Use any convergence test from this section or the previous section to determine whether the series in Exercises 31–48 converge or diverge. Explain how the series meets the hypotheses of the test you select.
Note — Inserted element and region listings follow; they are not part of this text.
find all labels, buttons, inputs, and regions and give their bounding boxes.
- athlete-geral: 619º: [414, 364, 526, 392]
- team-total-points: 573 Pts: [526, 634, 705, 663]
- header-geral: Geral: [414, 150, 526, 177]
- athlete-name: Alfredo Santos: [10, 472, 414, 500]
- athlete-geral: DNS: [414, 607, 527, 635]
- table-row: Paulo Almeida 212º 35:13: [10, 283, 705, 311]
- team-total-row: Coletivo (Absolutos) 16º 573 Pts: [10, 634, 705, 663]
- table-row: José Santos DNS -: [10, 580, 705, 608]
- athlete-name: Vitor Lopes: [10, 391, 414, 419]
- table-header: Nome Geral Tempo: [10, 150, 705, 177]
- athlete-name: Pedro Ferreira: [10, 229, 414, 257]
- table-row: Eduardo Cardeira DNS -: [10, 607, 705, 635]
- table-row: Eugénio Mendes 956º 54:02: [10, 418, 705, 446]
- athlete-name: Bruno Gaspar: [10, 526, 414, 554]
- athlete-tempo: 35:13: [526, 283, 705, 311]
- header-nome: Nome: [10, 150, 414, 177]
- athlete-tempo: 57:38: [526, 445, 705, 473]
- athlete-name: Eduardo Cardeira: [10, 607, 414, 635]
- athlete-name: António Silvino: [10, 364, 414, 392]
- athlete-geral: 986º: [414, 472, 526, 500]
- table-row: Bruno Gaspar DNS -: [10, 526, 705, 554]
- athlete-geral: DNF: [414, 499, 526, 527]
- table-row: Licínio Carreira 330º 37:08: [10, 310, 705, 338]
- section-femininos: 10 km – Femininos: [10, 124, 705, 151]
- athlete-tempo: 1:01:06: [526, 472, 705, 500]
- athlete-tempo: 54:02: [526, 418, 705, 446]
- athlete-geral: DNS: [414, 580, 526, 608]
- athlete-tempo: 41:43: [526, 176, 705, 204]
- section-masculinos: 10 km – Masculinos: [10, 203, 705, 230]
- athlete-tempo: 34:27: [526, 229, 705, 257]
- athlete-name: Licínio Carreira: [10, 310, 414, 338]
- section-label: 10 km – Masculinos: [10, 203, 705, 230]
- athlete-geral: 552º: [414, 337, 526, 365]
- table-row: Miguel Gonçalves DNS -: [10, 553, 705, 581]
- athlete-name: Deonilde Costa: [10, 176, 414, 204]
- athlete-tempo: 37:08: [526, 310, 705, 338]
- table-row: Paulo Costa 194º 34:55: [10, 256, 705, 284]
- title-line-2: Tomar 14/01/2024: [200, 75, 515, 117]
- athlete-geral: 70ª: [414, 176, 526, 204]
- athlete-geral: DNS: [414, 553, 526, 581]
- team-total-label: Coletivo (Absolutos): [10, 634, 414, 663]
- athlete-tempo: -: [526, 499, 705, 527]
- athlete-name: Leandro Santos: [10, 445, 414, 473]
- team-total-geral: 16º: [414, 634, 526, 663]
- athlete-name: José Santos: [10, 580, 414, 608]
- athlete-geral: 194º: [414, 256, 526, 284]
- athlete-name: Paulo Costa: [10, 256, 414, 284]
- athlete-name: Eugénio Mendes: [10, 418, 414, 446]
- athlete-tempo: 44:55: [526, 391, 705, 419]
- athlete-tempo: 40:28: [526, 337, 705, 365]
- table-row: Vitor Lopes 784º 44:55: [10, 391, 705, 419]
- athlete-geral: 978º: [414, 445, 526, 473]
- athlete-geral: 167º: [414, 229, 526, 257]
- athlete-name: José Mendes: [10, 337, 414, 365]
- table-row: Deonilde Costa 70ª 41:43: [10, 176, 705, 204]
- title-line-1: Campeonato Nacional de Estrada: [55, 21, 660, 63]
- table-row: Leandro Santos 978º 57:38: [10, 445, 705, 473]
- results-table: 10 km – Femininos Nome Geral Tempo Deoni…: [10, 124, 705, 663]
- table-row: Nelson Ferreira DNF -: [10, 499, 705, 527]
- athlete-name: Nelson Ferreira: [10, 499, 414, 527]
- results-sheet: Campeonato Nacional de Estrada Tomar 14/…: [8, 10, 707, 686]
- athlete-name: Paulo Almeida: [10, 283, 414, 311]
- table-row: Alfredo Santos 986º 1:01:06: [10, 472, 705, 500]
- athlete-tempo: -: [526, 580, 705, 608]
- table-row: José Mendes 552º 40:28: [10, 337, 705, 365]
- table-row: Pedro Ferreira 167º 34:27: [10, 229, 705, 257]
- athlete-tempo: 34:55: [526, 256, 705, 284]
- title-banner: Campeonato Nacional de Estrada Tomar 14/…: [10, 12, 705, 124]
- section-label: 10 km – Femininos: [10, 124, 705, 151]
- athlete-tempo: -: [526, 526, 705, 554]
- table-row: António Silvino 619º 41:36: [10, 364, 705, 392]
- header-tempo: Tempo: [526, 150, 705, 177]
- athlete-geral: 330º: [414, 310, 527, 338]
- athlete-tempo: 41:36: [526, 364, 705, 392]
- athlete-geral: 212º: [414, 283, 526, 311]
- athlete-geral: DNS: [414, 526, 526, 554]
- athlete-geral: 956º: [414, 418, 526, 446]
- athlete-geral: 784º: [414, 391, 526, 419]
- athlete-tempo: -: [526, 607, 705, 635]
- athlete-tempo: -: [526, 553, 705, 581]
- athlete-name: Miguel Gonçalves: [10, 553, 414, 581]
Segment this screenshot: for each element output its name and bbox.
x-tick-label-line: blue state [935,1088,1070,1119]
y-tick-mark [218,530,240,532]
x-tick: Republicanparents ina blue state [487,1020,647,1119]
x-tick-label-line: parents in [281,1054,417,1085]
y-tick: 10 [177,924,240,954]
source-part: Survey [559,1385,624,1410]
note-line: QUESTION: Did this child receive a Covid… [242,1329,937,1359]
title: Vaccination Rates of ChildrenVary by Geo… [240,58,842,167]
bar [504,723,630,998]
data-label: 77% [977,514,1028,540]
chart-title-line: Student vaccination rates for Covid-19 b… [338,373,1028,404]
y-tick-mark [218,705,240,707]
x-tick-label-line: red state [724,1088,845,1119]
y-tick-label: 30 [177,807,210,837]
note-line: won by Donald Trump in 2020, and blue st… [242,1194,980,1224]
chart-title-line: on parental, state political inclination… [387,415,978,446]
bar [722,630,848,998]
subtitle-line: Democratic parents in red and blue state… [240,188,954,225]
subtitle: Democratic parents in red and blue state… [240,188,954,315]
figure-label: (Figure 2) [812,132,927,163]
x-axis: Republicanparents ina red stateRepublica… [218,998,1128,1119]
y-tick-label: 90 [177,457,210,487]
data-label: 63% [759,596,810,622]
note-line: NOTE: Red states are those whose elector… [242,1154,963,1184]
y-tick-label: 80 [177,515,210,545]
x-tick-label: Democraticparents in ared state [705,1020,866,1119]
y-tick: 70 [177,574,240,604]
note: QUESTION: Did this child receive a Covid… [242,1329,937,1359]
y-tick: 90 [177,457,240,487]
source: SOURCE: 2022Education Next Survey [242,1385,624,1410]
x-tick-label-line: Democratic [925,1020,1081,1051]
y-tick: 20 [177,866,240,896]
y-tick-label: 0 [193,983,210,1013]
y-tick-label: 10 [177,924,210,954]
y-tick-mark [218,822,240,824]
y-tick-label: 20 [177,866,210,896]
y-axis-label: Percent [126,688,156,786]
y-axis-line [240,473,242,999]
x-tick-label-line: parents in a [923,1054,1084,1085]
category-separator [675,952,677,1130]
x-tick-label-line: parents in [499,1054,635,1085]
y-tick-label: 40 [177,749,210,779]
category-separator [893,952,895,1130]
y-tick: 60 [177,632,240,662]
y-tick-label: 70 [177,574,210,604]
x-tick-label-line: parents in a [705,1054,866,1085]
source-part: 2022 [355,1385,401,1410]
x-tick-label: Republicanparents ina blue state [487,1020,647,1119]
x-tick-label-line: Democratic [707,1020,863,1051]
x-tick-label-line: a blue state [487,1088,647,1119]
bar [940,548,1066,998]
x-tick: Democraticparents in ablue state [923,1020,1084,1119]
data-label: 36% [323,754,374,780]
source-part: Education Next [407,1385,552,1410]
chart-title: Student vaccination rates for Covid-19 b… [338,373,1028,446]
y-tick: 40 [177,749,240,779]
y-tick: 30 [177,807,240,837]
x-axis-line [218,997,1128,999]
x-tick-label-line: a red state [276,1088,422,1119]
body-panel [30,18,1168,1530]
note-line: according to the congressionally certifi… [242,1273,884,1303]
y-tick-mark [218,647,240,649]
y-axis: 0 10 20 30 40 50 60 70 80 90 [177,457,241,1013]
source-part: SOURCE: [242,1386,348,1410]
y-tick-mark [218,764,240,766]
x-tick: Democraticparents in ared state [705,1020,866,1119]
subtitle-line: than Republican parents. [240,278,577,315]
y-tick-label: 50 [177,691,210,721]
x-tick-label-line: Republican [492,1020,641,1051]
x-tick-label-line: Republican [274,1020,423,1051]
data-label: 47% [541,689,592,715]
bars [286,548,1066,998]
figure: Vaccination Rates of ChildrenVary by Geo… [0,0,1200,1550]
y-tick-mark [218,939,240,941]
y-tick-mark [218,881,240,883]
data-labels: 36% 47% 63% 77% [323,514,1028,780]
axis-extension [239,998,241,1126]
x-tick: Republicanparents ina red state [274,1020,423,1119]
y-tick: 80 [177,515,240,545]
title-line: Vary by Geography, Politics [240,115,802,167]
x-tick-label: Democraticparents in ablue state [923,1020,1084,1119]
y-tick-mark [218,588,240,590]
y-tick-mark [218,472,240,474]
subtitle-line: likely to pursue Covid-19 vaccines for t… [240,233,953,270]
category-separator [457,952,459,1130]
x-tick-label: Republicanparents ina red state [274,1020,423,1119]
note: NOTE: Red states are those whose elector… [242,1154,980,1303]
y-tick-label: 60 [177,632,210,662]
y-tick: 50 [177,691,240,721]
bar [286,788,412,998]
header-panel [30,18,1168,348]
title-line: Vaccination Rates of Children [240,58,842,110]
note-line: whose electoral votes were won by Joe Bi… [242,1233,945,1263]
$\sum _{k=1}^{\infty }\frac{\sqrt{k}}{k^2+3}$

Short answer

The series $\sum _{k=1}^{\infty }\frac{\sqrt{k}}{k^2+3}$is convergent.

Step-by-step solution

Step 1. Given information.

The given series is the following.

$\sum _{k=1}^{\infty }{a}_k=\sum _{k=1}^{\infty }\frac{\sqrt{k}}{k^2+3}$

Step 2. The Limit Comparison Test. 

Consider a series $\sum _{k=1}^{\infty }{b}_k=\sum _{k=1}^{\infty }\frac{1}{k^{{\displaystyle \frac{3}{2}}}}$by taking the dominant term of numerator and denominator of $\sum _{k=1}^{\infty }\frac{\sqrt{k}}{k^2+3}.$

Find the value of $\underset{k\to \infty }{\lim }\frac{a_k}{b_k}.$

$$\begin{gathered} \underset{k\to \infty }{\lim }\frac{a_k}{b_k}=\underset{k\to \infty }{\lim }\frac{\frac{\sqrt{k}}{k^2+3}}{{\displaystyle \frac{{\displaystyle 1}}{{\displaystyle k^{\frac{3}{2}}}}}} \\ \underset{k\to \infty }{\lim }\frac{a_k}{b_k}=\underset{k\to \infty }{\lim }\frac{k^{\frac{1}{2}}{k}^{\frac{3}{2}}}{{\displaystyle k^2+3}} \\ \underset{k\to \infty }{\lim }\frac{a_k}{b_k}=\underset{k\to \infty }{\lim }\frac{k^2}{{\displaystyle k^2+3}} \\ \underset{k\to \infty }{\lim }\frac{a_k}{b_k}=\frac{1}{1+{\displaystyle \frac{3}{k^2}}} \\ \underset{k\to \infty }{\lim }\frac{a_k}{b_k}=1 \end{gathered}$$

Since $\sum _{k=1}^{\infty }{b}_k=\sum _{k=1}^{\infty }\frac{1}{k^{{\displaystyle \frac{3}{2}}}}$is convergent by the p-series test so $\sum _{k=1}^{\infty }{a}_k=\sum _{k=1}^{\infty }\frac{\sqrt{k}}{k^2+3}$is also convergent.